The story of the Lithuanian nation spans many centuries and concerns a highly diverse ethnic population that dates back to 2000 B.C. For thousands of years, the Balts, who were the ancestors of modern Lithuanians, were wealthy amber traders along the coast of the Baltic Sea. The Crusaders were the first conquerors of the country, which at the time was the largest pagan European nation.

Foreign occupation incited a dynamic quest for solidarity and the need for Lithuanians to embrace a culture of their own. They were first subjected to the Crusaders, then under Polish dominion in the 12th century when they were forced to accept Catholicism, and finally under the Soviets. It wasn’t until 1991 when Lithuanian independence was finally regained.

Lithuania’s life force is culture, and the appalling price paid to keep it makes this nation unique among others. The country’s focus on a national and cultural identity was the result of a literacy movement that began in the 19th and early 20th centuries. Although the Soviets forbade reading and writing in their national language, a people determined to keep its precious traditions alive developed an unquenchable thirst for national literature.

For centuries Lithuania was home to many Poles, Latvians, Germans, gypsies and Belarusians, but the nation has undergone significant changes in its ethnic population down through the centuries. From 1941-1944, up to 250,000 Jews (Litvaks) were all either killed by Nazi Germany or they emigrated. Catholicism was also very important to the Lithuanian anti-communist resistance under the Soviet Union, and some Catholic priests risked their lives to become leaders in these movements.

Upon the defeat of the Nazis in WWII, the Soviets refused to withdraw from Lithuania, establishing it as part of the U.S.S.R. From 1945 to 1953, the populace was subjected to the wrath of murderous madman, Joseph Stalin. Many thousands were deported to Siberia, including women and small children and intellectuals. Many fled, seeking asylum elsewhere, and countless others were murdered in a bloody genocide campaign. Protecting culture as if it were a precious heirloom became a form of quiet resistance.

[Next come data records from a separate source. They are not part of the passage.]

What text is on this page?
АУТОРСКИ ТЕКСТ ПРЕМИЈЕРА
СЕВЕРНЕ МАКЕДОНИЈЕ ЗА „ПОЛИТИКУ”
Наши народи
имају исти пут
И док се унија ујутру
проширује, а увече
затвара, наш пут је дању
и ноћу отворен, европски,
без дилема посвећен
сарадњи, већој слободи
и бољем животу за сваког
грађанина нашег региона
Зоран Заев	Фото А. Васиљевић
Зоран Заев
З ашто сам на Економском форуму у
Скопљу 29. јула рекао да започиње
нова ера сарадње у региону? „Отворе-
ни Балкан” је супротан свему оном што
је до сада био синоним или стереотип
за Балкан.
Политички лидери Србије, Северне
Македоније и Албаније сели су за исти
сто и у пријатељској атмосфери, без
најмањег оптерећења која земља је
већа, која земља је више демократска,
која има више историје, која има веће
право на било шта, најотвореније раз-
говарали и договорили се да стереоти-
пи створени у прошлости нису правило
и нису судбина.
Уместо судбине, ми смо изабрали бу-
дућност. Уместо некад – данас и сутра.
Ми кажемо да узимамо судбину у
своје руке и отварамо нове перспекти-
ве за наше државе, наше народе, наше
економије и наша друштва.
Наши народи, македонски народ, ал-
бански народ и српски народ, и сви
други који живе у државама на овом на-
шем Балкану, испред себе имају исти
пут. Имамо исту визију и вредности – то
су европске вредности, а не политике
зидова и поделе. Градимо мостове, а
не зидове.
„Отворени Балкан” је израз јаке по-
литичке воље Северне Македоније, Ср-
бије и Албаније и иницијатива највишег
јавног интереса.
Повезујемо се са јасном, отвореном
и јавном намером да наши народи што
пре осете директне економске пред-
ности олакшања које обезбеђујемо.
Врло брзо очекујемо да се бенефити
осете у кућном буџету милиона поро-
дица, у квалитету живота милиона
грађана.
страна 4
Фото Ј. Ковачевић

Lithuanians have sought recognition from the rest of the world, having paid a terrible toll in loss of life at the hands of foreign nations. Lithuania first applied for North Atlantic Treaty Organization (NATO) membership in 1994, and entrance into NATO and the European Union, which happened in 2004, marked the beginning of a healing process and a burgeoning relationship with both its immediate neighbors and the world community.